Films illustrés par Gwendoline Clossais FacebookTwitter
11/05/2010
 

Cannes 2010

Cannes déroule son tapis rouge, illumine ses salles de réceptions, maquille ses stars, et les couvre d'étincelles. La folie de Cannes explose comme un bouchon de champagne. Dans les méandres des rues, sur la Croisette, producteurs, réalisateurs, distributeurs, journalistes, photographes, ministres et autres directeurs d'institutions culturelles se bousculent, poursuivant tous un même but, la visibilité ! Cette année encore, la Belgique sera présente au rendez-vous du festival devenu, depuis longtemps déjà, incontournable.
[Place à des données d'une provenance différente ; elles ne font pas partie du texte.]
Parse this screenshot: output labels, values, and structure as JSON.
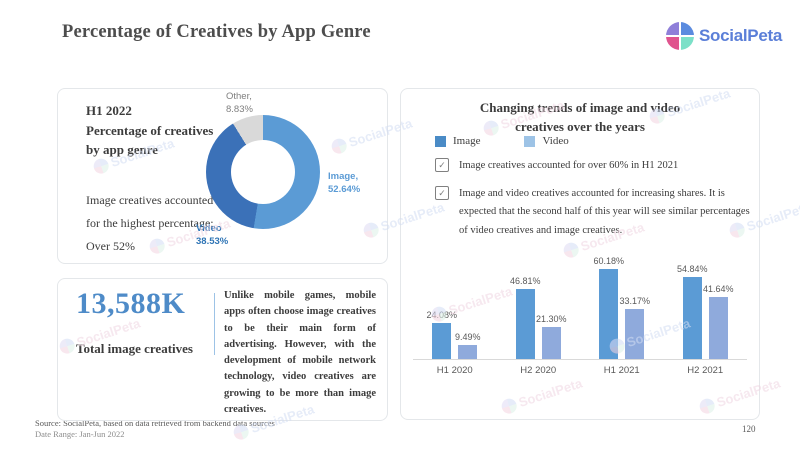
{
  "page": {
    "title": "Percentage of Creatives by App Genre",
    "page_number": "120"
  },
  "brand": {
    "name": "SocialPeta",
    "watermark_text": "SocialPeta"
  },
  "footer": {
    "source": "Source: SocialPeta, based on data retrieved from backend data sources",
    "date_range": "Date Range: Jan-Jun 2022"
  },
  "donut_card": {
    "heading_lines": [
      "H1 2022",
      "Percentage of creatives",
      "by app genre"
    ],
    "note_lines": [
      "Image creatives accounted",
      "for the highest percentage:",
      "Over 52%"
    ],
    "labels": {
      "other": [
        "Other,",
        "8.83%"
      ],
      "image": [
        "Image,",
        "52.64%"
      ],
      "video": [
        "Video",
        "38.53%"
      ]
    }
  },
  "stat_card": {
    "value": "13,588K",
    "label": "Total image creatives",
    "description": "Unlike mobile games, mobile apps often choose image creatives to be their main form of advertising. However, with the development of mobile network technology, video creatives are growing to be more than image creatives."
  },
  "trends_card": {
    "title_lines": [
      "Changing trends of image and video",
      "creatives over the years"
    ],
    "legend": [
      {
        "label": "Image",
        "color": "#4a8bc6"
      },
      {
        "label": "Video",
        "color": "#9dc3e6"
      }
    ],
    "checkbox_glyph": "✓",
    "bullets": [
      "Image creatives accounted for over 60% in H1 2021",
      "Image and video creatives accounted for increasing shares. It is expected that the second half of this year will see similar percentages of video creatives and image creatives."
    ]
  },
  "chart_data": [
    {
      "type": "pie",
      "subtype": "donut",
      "title": "H1 2022 Percentage of creatives by app genre",
      "slices": [
        {
          "label": "Image",
          "value": 52.64,
          "color": "#5b9bd5"
        },
        {
          "label": "Video",
          "value": 38.53,
          "color": "#3b71b8"
        },
        {
          "label": "Other",
          "value": 8.83,
          "color": "#d9d9d9"
        }
      ]
    },
    {
      "type": "bar",
      "title": "Changing trends of image and video creatives over the years",
      "categories": [
        "H1 2020",
        "H2 2020",
        "H1 2021",
        "H2 2021"
      ],
      "series": [
        {
          "name": "Image",
          "color": "#5b9bd5",
          "values": [
            24.08,
            46.81,
            60.18,
            54.84
          ],
          "labels": [
            "24.08%",
            "46.81%",
            "60.18%",
            "54.84%"
          ]
        },
        {
          "name": "Video",
          "color": "#8faadc",
          "values": [
            9.49,
            21.3,
            33.17,
            41.64
          ],
          "labels": [
            "9.49%",
            "21.30%",
            "33.17%",
            "41.64%"
          ]
        }
      ],
      "value_suffix": "%",
      "ylim": [
        0,
        65
      ],
      "grid": false,
      "legend_position": "top"
    }
  ]
}
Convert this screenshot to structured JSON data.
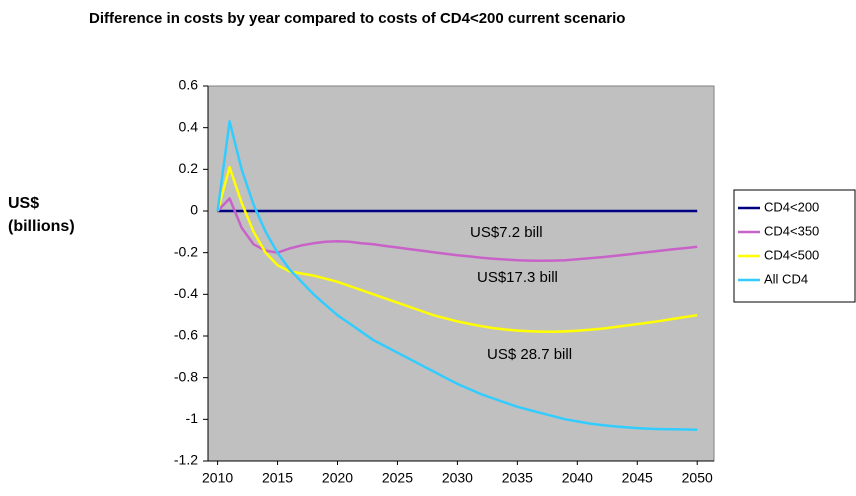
{
  "chart_data": {
    "type": "line",
    "title": "Difference in costs by year compared to costs of CD4<200 current scenario",
    "y_label": "US$ (billions)",
    "x": [
      2010,
      2011,
      2012,
      2013,
      2014,
      2015,
      2016,
      2017,
      2018,
      2019,
      2020,
      2021,
      2022,
      2023,
      2024,
      2025,
      2026,
      2027,
      2028,
      2029,
      2030,
      2031,
      2032,
      2033,
      2034,
      2035,
      2036,
      2037,
      2038,
      2039,
      2040,
      2041,
      2042,
      2043,
      2044,
      2045,
      2046,
      2047,
      2048,
      2049,
      2050
    ],
    "series": [
      {
        "name": "CD4<200",
        "color": "#000080",
        "values": [
          0,
          0,
          0,
          0,
          0,
          0,
          0,
          0,
          0,
          0,
          0,
          0,
          0,
          0,
          0,
          0,
          0,
          0,
          0,
          0,
          0,
          0,
          0,
          0,
          0,
          0,
          0,
          0,
          0,
          0,
          0,
          0,
          0,
          0,
          0,
          0,
          0,
          0,
          0,
          0,
          0
        ]
      },
      {
        "name": "CD4<350",
        "color": "#c862c8",
        "values": [
          0,
          0.06,
          -0.08,
          -0.16,
          -0.19,
          -0.2,
          -0.18,
          -0.165,
          -0.155,
          -0.148,
          -0.145,
          -0.148,
          -0.155,
          -0.16,
          -0.168,
          -0.175,
          -0.183,
          -0.19,
          -0.198,
          -0.205,
          -0.212,
          -0.218,
          -0.224,
          -0.229,
          -0.233,
          -0.236,
          -0.238,
          -0.239,
          -0.238,
          -0.236,
          -0.232,
          -0.227,
          -0.222,
          -0.216,
          -0.21,
          -0.203,
          -0.197,
          -0.19,
          -0.184,
          -0.178,
          -0.172
        ]
      },
      {
        "name": "CD4<500",
        "color": "#ffff00",
        "values": [
          0,
          0.21,
          0.04,
          -0.1,
          -0.2,
          -0.26,
          -0.29,
          -0.3,
          -0.31,
          -0.325,
          -0.34,
          -0.36,
          -0.38,
          -0.4,
          -0.42,
          -0.44,
          -0.46,
          -0.48,
          -0.5,
          -0.515,
          -0.53,
          -0.542,
          -0.553,
          -0.562,
          -0.569,
          -0.574,
          -0.577,
          -0.579,
          -0.58,
          -0.578,
          -0.575,
          -0.57,
          -0.565,
          -0.558,
          -0.55,
          -0.543,
          -0.535,
          -0.527,
          -0.518,
          -0.509,
          -0.5
        ]
      },
      {
        "name": "All CD4",
        "color": "#33ccff",
        "values": [
          0,
          0.43,
          0.2,
          0.03,
          -0.1,
          -0.2,
          -0.28,
          -0.34,
          -0.4,
          -0.45,
          -0.5,
          -0.54,
          -0.58,
          -0.62,
          -0.65,
          -0.68,
          -0.71,
          -0.74,
          -0.77,
          -0.8,
          -0.83,
          -0.855,
          -0.88,
          -0.9,
          -0.92,
          -0.94,
          -0.955,
          -0.97,
          -0.985,
          -1.0,
          -1.01,
          -1.02,
          -1.027,
          -1.033,
          -1.038,
          -1.042,
          -1.045,
          -1.047,
          -1.048,
          -1.049,
          -1.05
        ]
      }
    ],
    "annotations": [
      "US$7.2 bill",
      "US$17.3 bill",
      "US$ 28.7 bill"
    ],
    "xlim": [
      2009.2,
      2051.4
    ],
    "xticks": [
      2010,
      2015,
      2020,
      2025,
      2030,
      2035,
      2040,
      2045,
      2050
    ],
    "ylim": [
      -1.2,
      0.6
    ],
    "yticks": [
      -1.2,
      -1,
      -0.8,
      -0.6,
      -0.4,
      -0.2,
      0,
      0.2,
      0.4,
      0.6
    ],
    "legend": "right",
    "plot_background": "#c0c0c0"
  }
}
Un film francophone et un film flamand y seront présentés. Après avoir enfin compris dans quel le sens lire la carte de notre pays, nos voisins auraient-ils intégré la règle de la parité linguistique chère à notre politique ?
Côté sud du pays (en bas donc), Olivier Masset-Depasse défendra les couleurs avec Illégal, en compétition à la Quinzaine des réalisateurs. Anne Coesens, l'égérie du cinéaste, serait, semble-t-il, confondante dans sa transformation, endossant, pour ce film, la vie d'une clandestine russe perdue dans les mailles du filet de Schengen. Fidèle à son thème de prédilection, le réalisateur de Cages enferme à nouveau ses héros dans les pièges de la survie.
Le directeur du VAF (en haut donc), quant à lui, ira défendre à la Quinzaine des réalisateurs, Little Baby Jesus of Flandr, première réalisation de Gust Van den Berghe, réalisateur bruxellois sorti des bancs du Rits. Un conte de Noël en noir et blanc produit par Tomas Leyers, déjà présent à Cannes, en 2009, avec Lost Persons Area de Caroline Strubbe. Petit bébé Jésus de Flandr est l'histoire d'un trio décalé, témoin, le jour de Noël, de la naissance d’un enfant qu’ils pensent être le petit Jésus. Et si l’enfant Jésus était né en Flandre, cela réconcilierait-il les communautés ?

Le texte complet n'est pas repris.